Vedendomi a disagio Melissa indietreggiò lentamente, captando il cambiamento del mio stato d'animo.
«Se per caso ti do fastidio me ne vado immediatamente.»
Scossi la testa violentemente «No, rimani pure a farmi compagnia, mettiti pure dall'altra parte» affermai.

Melissa fece come le avevo suggerito e io continuai con il ritratto del mio vecchio compagno.
«Ho notato che non è la prima volta che disegni quel soggetto. Posso chiederti se non sono troppo maleducata, chi sia costui?» chiese la biondina.

Mi si spaccò la punta della mina per la pressione che ci misi sulla tela, non mi aspettavo una domanda del genere, tentai di rimanere impassibile.
«Nessuno in particolare» risposi, il bruciore allo stomaco aumentò ulteriormente.
La piccola inclinò la testa non convinta «Perché lo dipingi sempre con due ali bianche? Sei una persona molto religiosa? vedo che sei fissato nel disegnare angeli biondi con dei lineamenti simili» domandò ulteriormente la piccola.

Scoppiai a ridere trattenendo le lacrime e non guardando ciò che stavo facendo sulla tela «Niente del genere signorina Martini, io sono lontamente religioso.»
«Però ci scommetto che lei crede all'esistenza degli angeli e di Dio? Altrimenti non li rappresenterebbe così spesso» continuò con tono quasi incalzante la ragazzina bionda.

«Sì, sono sicuro che esista sia Dio che le sue creature » dissi.
La piccola sembrava soddisfatta della mia risposta.
«Adesso tocca a me farti una domanda, tu credi che possano esistere la loro controparte maligna?» domandai a Melissa.

La ragazzina continuò a fissarmi con interesse «Sì, ne sono convinta.»
«E dimmi come te li immagini?»
La giovane si sfregò con l'indice la punta del naso «Mmm credo che siano creature rivoltanti e tremendamente brutte» rispose con tono neutro.

Dovetti trattenermi nel non scoppiargli a ridere in faccia «Sì internamente possono essere come li hai descritti. Ma prova a pensarci, come riuscirebbero a ingannare gli uomini con quell'aspetto? A mio parere sono creature di rara bellezza.»
«Ne farò tesoro di questa teoria, allora i libri sbagliano a descriverli in quel modo» affermò la biondina.
«La maggior parte delle volte l'ottica dell'uomo è errata. Melissa stai attenta quando ne incontrerai uno, potrebbe rovinarti la vita.»

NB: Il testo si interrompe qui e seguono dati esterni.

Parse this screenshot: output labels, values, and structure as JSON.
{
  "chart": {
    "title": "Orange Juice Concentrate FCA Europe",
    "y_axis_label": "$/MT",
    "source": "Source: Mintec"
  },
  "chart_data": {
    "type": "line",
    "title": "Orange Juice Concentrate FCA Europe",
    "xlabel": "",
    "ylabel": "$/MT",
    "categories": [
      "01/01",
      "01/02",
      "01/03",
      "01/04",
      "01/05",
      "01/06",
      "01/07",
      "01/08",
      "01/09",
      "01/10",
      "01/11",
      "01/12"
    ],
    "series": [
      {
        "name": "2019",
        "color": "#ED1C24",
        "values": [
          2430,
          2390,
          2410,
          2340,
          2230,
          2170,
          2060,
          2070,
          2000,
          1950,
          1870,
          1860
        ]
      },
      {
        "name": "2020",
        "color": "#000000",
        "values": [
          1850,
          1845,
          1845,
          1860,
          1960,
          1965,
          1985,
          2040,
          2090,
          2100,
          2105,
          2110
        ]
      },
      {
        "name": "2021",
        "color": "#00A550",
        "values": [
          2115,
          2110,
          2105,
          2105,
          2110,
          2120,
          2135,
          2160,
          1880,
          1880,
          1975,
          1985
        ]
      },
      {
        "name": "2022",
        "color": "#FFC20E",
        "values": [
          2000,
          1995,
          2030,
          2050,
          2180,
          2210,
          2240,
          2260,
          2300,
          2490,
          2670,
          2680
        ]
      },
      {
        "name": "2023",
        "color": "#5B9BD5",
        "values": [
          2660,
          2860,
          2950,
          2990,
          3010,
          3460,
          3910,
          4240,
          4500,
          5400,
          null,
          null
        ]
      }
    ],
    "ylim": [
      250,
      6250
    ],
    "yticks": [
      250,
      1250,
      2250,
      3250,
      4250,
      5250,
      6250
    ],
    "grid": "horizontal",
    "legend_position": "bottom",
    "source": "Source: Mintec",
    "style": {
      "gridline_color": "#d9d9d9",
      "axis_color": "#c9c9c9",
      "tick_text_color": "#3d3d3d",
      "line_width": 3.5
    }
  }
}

La piccola annuì «Lo terrò a mente.»
Osservai di nuovo il quadro che stavo disegnando e solo ora mi accorsi che lo sguardo di Arasio era rivolto nella mia direzione, con un viso contratto dalla rabbia e le labbra piegate verso il basso, in una smorfia di ammonizione. Sul mio volto si dipinse un largo sorriso, il bruciore al mio stomaco era sparito e varie idee perverse stavano ronzando nella mia mente.